We cannot become complacent.
Can you imagine the world our children and youth will inherit? Can you face the truth of the world they already inhabit?
I cannot. It is beyond anything I want to even begin to think about. I just want to crawl up in a whole and block it out.
And yet …
“We have a choice,” says Joan Chittister in the book our Sunday Seminar has taken up this semester. The church that claims to be “rooted in The Way of Jesus” can either give up hope and accept our doomed fate or we can, as Chittister says, “live out our faith on the streets of the world, rather than just talking about it.”
The good news for SPC is that we are doing that, too, each of us in our own way. Every time we “refuse,” as Chittister says, “to be pawns in the destruction of a global world,” we are joining the ranks of prophets in our own hometown, whether or not our message is accepted or rejected by the powers that be. We may not be “suc-cessful,” in actually ushering in the reign of God’s justice and peace, at least according to the usual measures of success. But the biblical prophets were not successful either. Even Jesus “failed,” according to usual measures of success. Our job is simply to be faithful to the call of our time.
To that end, we at SPC are bringing increased anti-racism training to the elected leadership of the congregation in order to facilitate a churchwide perspective for the anti-racism work we have already done in pockets of the congregation. We are advocating with our elected officials around voting rights and climate action and LGBTQIA+ equality. We are organizing against statewide legislation to ban teaching the truth of our nation’s history of racial injustice. We are supporting refugees at our southern border. We are supporting a local family with the Sage Place Habitat Built. We are teaching our kids to walk as Peace Pilgrims and to plant trees as an act of solidarity with the earth from which we come.
And we will not stop doing any of it. Because we are and we have been and we will always be, here at SPC, rooted in The Way of Jesus, which means we are “committed to being and becoming a people of radical com-passion, working for justice and wholeness in ourselves and in the world.”
Let the church say, Amen!
Mark 6:1-6
On the sabbath, as is his custom,
Jesus begins to preach in the synagogue,
the same message he has been preaching all over Galilee:
good news for the poor and oppressed.
Before he can finish,
a murmur of panic ripples throughout the congregation.
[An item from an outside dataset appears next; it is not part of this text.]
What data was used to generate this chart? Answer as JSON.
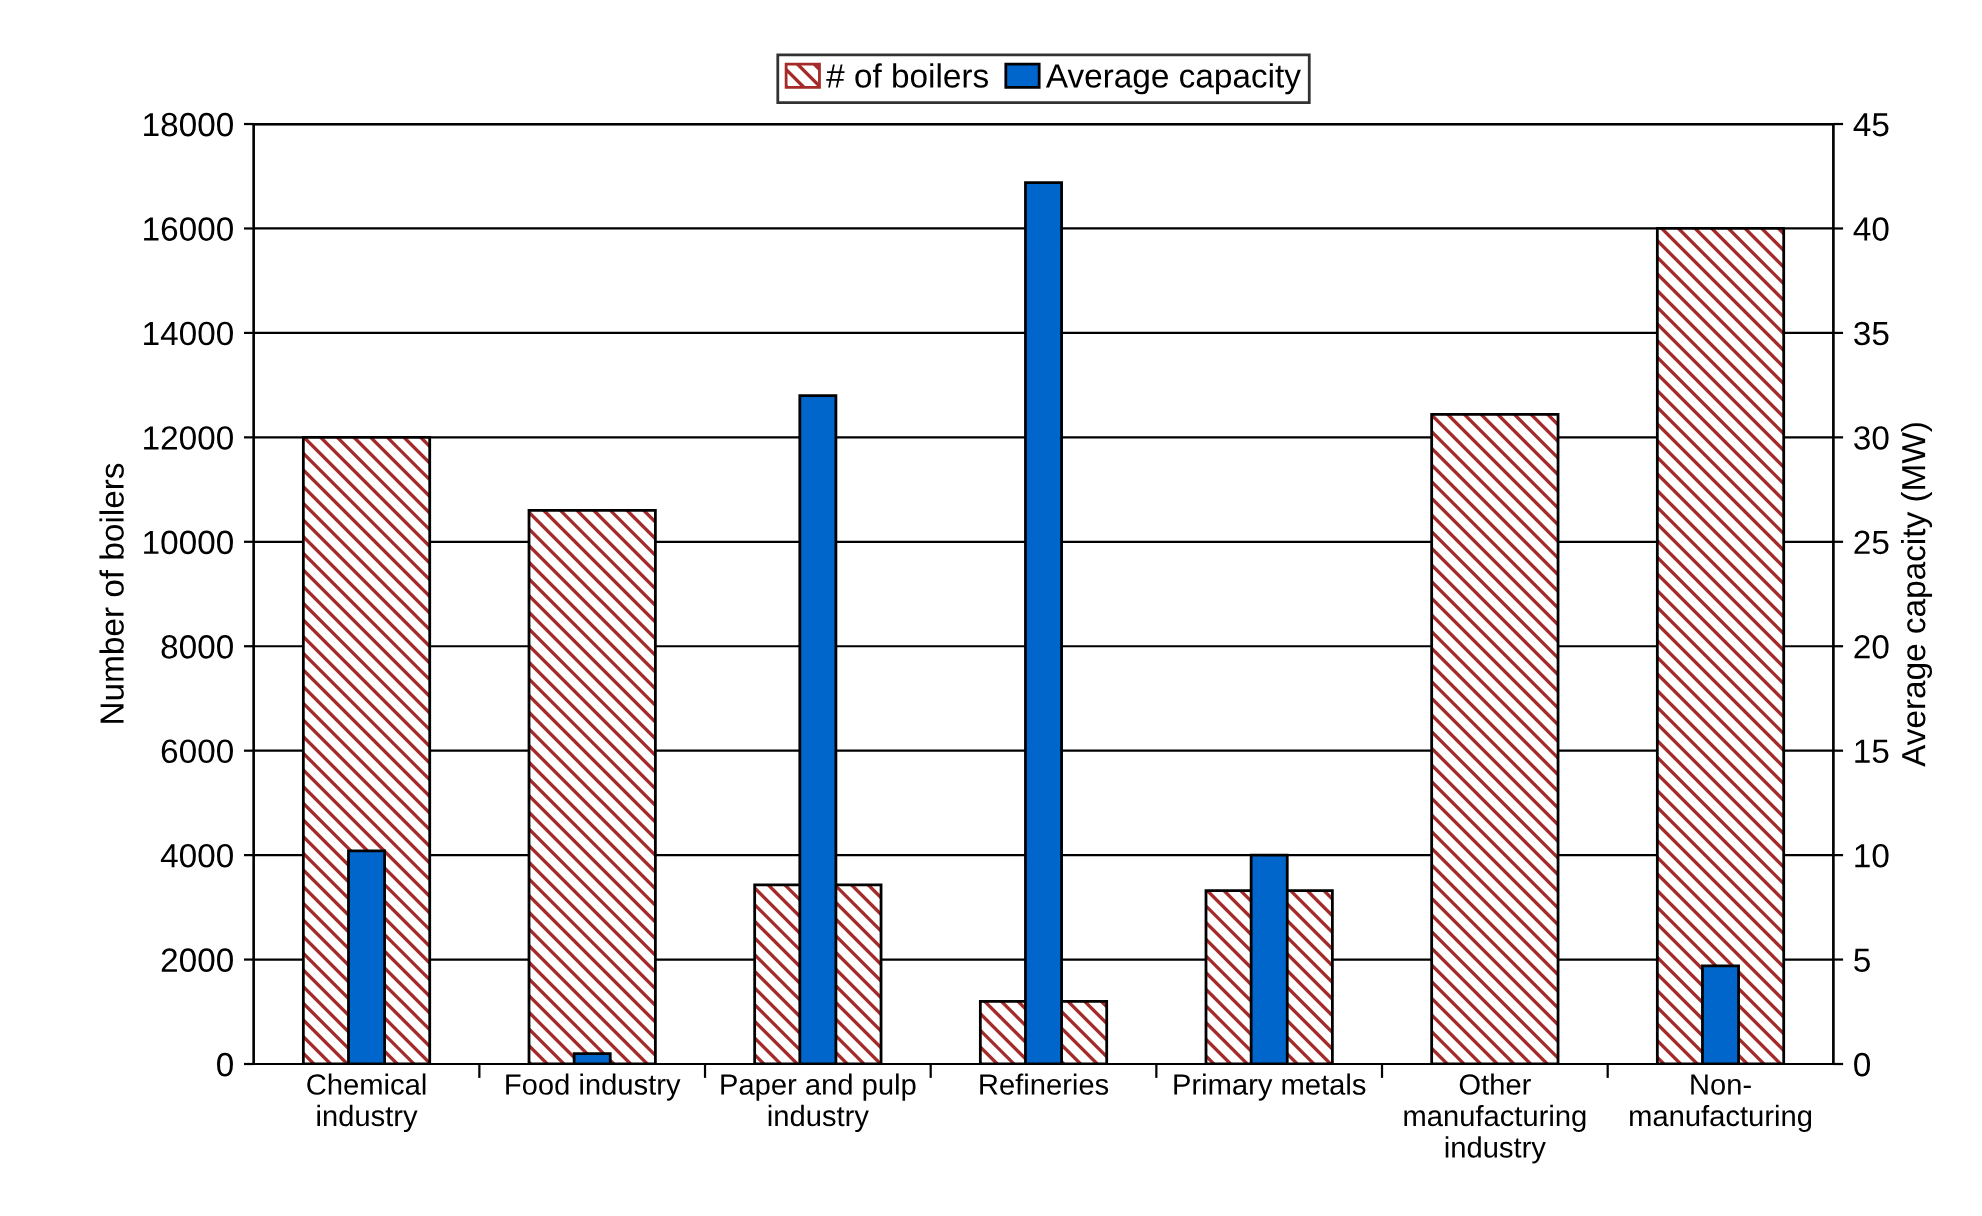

“Where did he get this message from?
How dare he call this nonsense wisdom?
We heard this bastard son of Mary,
brother of James and Joses and Judas and Simon
was “working miracles”!
Ha! What a scandal.”
Jesus is incredulous.
“Prophets are not without honor,
except in their hometown,
and among their own kin,
and in their own house.”
And Jesus cannot work any miracles there,
except for a few experiences of healing.
He is shocked by their faithlessness.
*”Incarnational translation for preaching seeks to recontextualize biblical texts so that they say and do in new times and places something like what they said and did in ancient times and places” (Cosgrove and Edger-ton, In Other Words: Incarnational Translation for Preaching, 62).